Steering wheel controls for the onboard trip computer also let the owner set certain comfort options and to manage daytime running lights. Buttons are also used to pair the Škoda's audio system with most Bluetooth-capable mobile phones, with the dashboard display used to access the phone's contact list (when available) to make calls. Calls can be answered by pressing a button on the steering wheel, which silences the usual audio programme, be it radio or CD.

The author wondered why he couldn't play the music stored on his mobile phone, using the Bluetooth connection.

The Swing audio system can play CDs loaded with MP3 tracks providing many hours of Mahler, Wagner, Beethoven and Verdi to keep the kids entertained on a long drive, all from the one disc. There's an auxiliary audio input socket in the centre console, providing basic connectivity for other player devices; not the ability to e.g. skip tracks, but at least the volume can controlled.

Picky Drinker

In a VW with central locking, one traditionally finds that the fuel filler flap is locked along with all the doors. Škoda might have a historically-based aversion to centralised control, so the filler flap opens to reveal an ordinary, key-locking filler cap to protect the precious fluid from nefarious types.

Refuelling shouldn't happen too often. The little TSI goes about 600 km on a tankfull, depending on how you drive and the quality of the fuel, you might exceed 700 km. But not likely with lots of suburban driving. Although the engine will run on premium unleaded petrol (PULP) with 95 octane rating, it works better on 98 RON, providing a sharper response and lower fuel consumption. People will have to work it out for themselves which fuel works best for their life.

Europeans have the option of a Yeti Greenline with 1.6-litre TDI engine, driving the front wheels through a 5-speed manual transmission. That uses quite a bit less fuel; expect more than 1000 km when cruising; but isn't available with a DSG transmission; perhaps to help save the planet.

Australian may rejoice that they can also buy a diesel Yeti, the 2.0-litre TDI developing 103kW and gobs of torque, with either manual and DSG 6-speed transmission, driving all 4 wheels.
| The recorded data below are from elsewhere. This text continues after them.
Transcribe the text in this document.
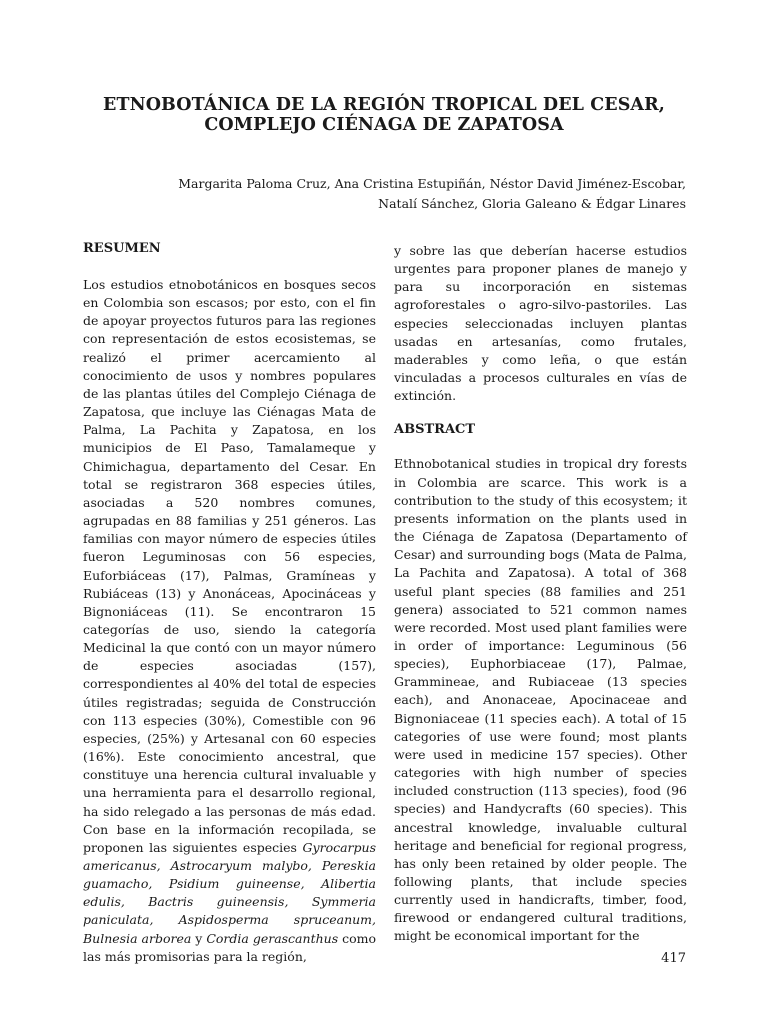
ETNOBOTÁNICA DE LA REGIÓN TROPICAL DEL CESAR,
COMPLEJO CIÉNAGA DE ZAPATOSA
Margarita Paloma Cruz, Ana Cristina Estupiñán, Néstor David Jiménez-Escobar,
Natalí Sánchez, Gloria Galeano & Édgar Linares
RESUMEN

Los estudios etnobotánicos en bosques secos en Colombia son escasos; por esto, con el fin de apoyar proyectos futuros para las regiones con representación de estos ecosistemas, se realizó el primer acercamiento al conocimiento de usos y nombres populares de las plantas útiles del Complejo Ciénaga de Zapatosa, que incluye las Ciénagas Mata de Palma, La Pachita y Zapatosa, en los municipios de El Paso, Tamalameque y Chimichagua, departamento del Cesar. En total se registraron 368 especies útiles, asociadas a 520 nombres comunes, agrupadas en 88 familias y 251 géneros. Las familias con mayor número de especies útiles fueron Leguminosas con 56 especies, Euforbiáceas (17), Palmas, Gramíneas y Rubiáceas (13) y Anonáceas, Apocináceas y Bignoniáceas (11). Se encontraron 15 categorías de uso, siendo la categoría Medicinal la que contó con un mayor número de especies asociadas (157), correspondientes al 40% del total de especies útiles registradas; seguida de Construcción con 113 especies (30%), Comestible con 96 especies, (25%) y Artesanal con 60 especies (16%). Este conocimiento ancestral, que constituye una herencia cultural invaluable y una herramienta para el desarrollo regional, ha sido relegado a las personas de más edad. Con base en la información recopilada, se proponen las siguientes especies Gyrocarpus americanus, Astrocaryum malybo, Pereskia guamacho, Psidium guineense, Alibertia edulis, Bactris guineensis, Symmeria paniculata, Aspidosperma spruceanum, Bulnesia arborea y Cordia gerascanthus como las más promisorias para la región,

y sobre las que deberían hacerse estudios urgentes para proponer planes de manejo y para su incorporación en sistemas agroforestales o agro-silvo-pastoriles. Las especies seleccionadas incluyen plantas usadas en artesanías, como frutales, maderables y como leña, o que están vinculadas a procesos culturales en vías de extinción.

ABSTRACT

Ethnobotanical studies in tropical dry forests in Colombia are scarce. This work is a contribution to the study of this ecosystem; it presents information on the plants used in the Ciénaga de Zapatosa (Departamento of Cesar) and surrounding bogs (Mata de Palma, La Pachita and Zapatosa). A total of 368 useful plant species (88 families and 251 genera) associated to 521 common names were recorded. Most used plant families were in order of importance: Leguminous (56 species), Euphorbiaceae (17), Palmae, Grammineae, and Rubiaceae (13 species each), and Anonaceae, Apocinaceae and Bignoniaceae (11 species each). A total of 15 categories of use were found; most plants were used in medicine 157 species). Other categories with high number of species included construction (113 species), food (96 species) and Handycrafts (60 species). This ancestral knowledge, invaluable cultural heritage and beneficial for regional progress, has only been retained by older people. The following plants, that include species currently used in handicrafts, timber, food, firewood or endangered cultural traditions, might be economical important for the

417
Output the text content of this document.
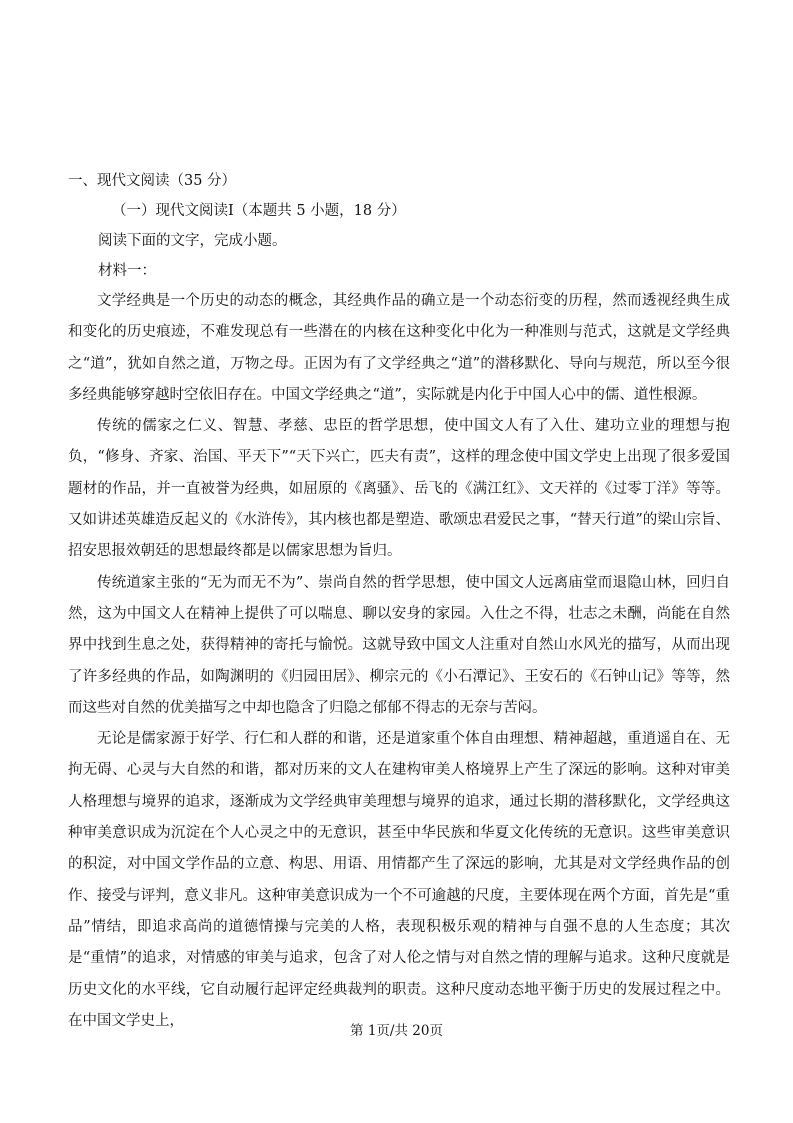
一、现代文阅读（35 分）
（一）现代文阅读Ⅰ（本题共 5 小题，18 分）
阅读下面的文字，完成小题。
材料一：

文学经典是一个历史的动态的概念，其经典作品的确立是一个动态衍变的历程，然而透视经典生成和变化的历史痕迹，不难发现总有一些潜在的内核在这种变化中化为一种准则与范式，这就是文学经典之“道”，犹如自然之道，万物之母。正因为有了文学经典之“道”的潜移默化、导向与规范，所以至今很多经典能够穿越时空依旧存在。中国文学经典之“道”，实际就是内化于中国人心中的儒、道性根源。

传统的儒家之仁义、智慧、孝慈、忠臣的哲学思想，使中国文人有了入仕、建功立业的理想与抱负，“修身、齐家、治国、平天下”“天下兴亡，匹夫有责”，这样的理念使中国文学史上出现了很多爱国题材的作品，并一直被誉为经典，如屈原的《离骚》、岳飞的《满江红》、文天祥的《过零丁洋》等等。又如讲述英雄造反起义的《水浒传》，其内核也都是塑造、歌颂忠君爱民之事，“替天行道”的梁山宗旨、招安思报效朝廷的思想最终都是以儒家思想为旨归。

传统道家主张的“无为而无不为”、崇尚自然的哲学思想，使中国文人远离庙堂而退隐山林，回归自然，这为中国文人在精神上提供了可以喘息、聊以安身的家园。入仕之不得，壮志之未酬，尚能在自然界中找到生息之处，获得精神的寄托与愉悦。这就导致中国文人注重对自然山水风光的描写，从而出现了许多经典的作品，如陶渊明的《归园田居》、柳宗元的《小石潭记》、王安石的《石钟山记》等等，然而这些对自然的优美描写之中却也隐含了归隐之郁郁不得志的无奈与苦闷。

无论是儒家源于好学、行仁和人群的和谐，还是道家重个体自由理想、精神超越，重逍遥自在、无拘无碍、心灵与大自然的和谐，都对历来的文人在建构审美人格境界上产生了深远的影响。这种对审美人格理想与境界的追求，逐渐成为文学经典审美理想与境界的追求，通过长期的潜移默化，文学经典这种审美意识成为沉淀在个人心灵之中的无意识，甚至中华民族和华夏文化传统的无意识。这些审美意识的积淀，对中国文学作品的立意、构思、用语、用情都产生了深远的影响，尤其是对文学经典作品的创作、接受与评判，意义非凡。这种审美意识成为一个不可逾越的尺度，主要体现在两个方面，首先是“重品”情结，即追求高尚的道德情操与完美的人格，表现积极乐观的精神与自强不息的人生态度；其次是“重情”的追求，对情感的审美与追求，包含了对人伦之情与对自然之情的理解与追求。这种尺度就是历史文化的水平线，它自动履行起评定经典裁判的职责。这种尺度动态地平衡于历史的发展过程之中。在中国文学史上，

第 1页/共 20页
Even that model's fuel consumption is lower than the TSI's. But there are still good reasons for people to buy a petrol engined car than a diesel; one of them being the price difference (in this case, unfair to compare because of the power and drivetrain differences) and that the fuel savings for a few short trips simply don't add up. Besides; when it's cold, you appreciate that the petrol engine is less efficient because the inefficiency means more heat for the car's interior.

Making Tracks

On the road, the Yeti is generally quiet, the engine remains audible but subdued while cruising. Road noise often exceeds engine noise, especially on WA's rough high-friction highway surfaces.

Ride is smooth. The suspension, while supple, keeps body roll to a minimum while cornering.

This particular Yeti is only front-wheel drive making it little more suitable for off-road use than any other front-wheel drive car. Ground clearance and short overhangs will help when negotiating rougher tracks and getting over those pesky kerbs.

Even the four-wheel drive Yeti probably shouldn't be considered a serious off-roader. Slowly reversing the Yeti diagonally down a mountable kerb reveals movement at the door rubbers, so the large body shell probably doesn't have the structural rigidity for heavy duty off-roading. Nevertheless, the Internet abounds with videos of people successfully negotiating dirt, sand and mud tracks in 4WD Yetis.


The Škoda Yeti with 1.2 TSI engine driving the front wheels works well as a large "hatchback wagon", providing space for adults in all seats as well as a sizeable luggage compartment. Although the engine is small in displacement, the turbocharger adds more than sufficient motivation to the car, letting it easily keep up with traffic. On the road, the car is generally quiet and rides comfortably, though road noise can be intrusive on some rough surfaces. Handling is top class; surprisingly good for such a tall vehicle.

With current pricing (mid-2013), the Yeti discount packages offer excellent value, competitive with brands from Asia.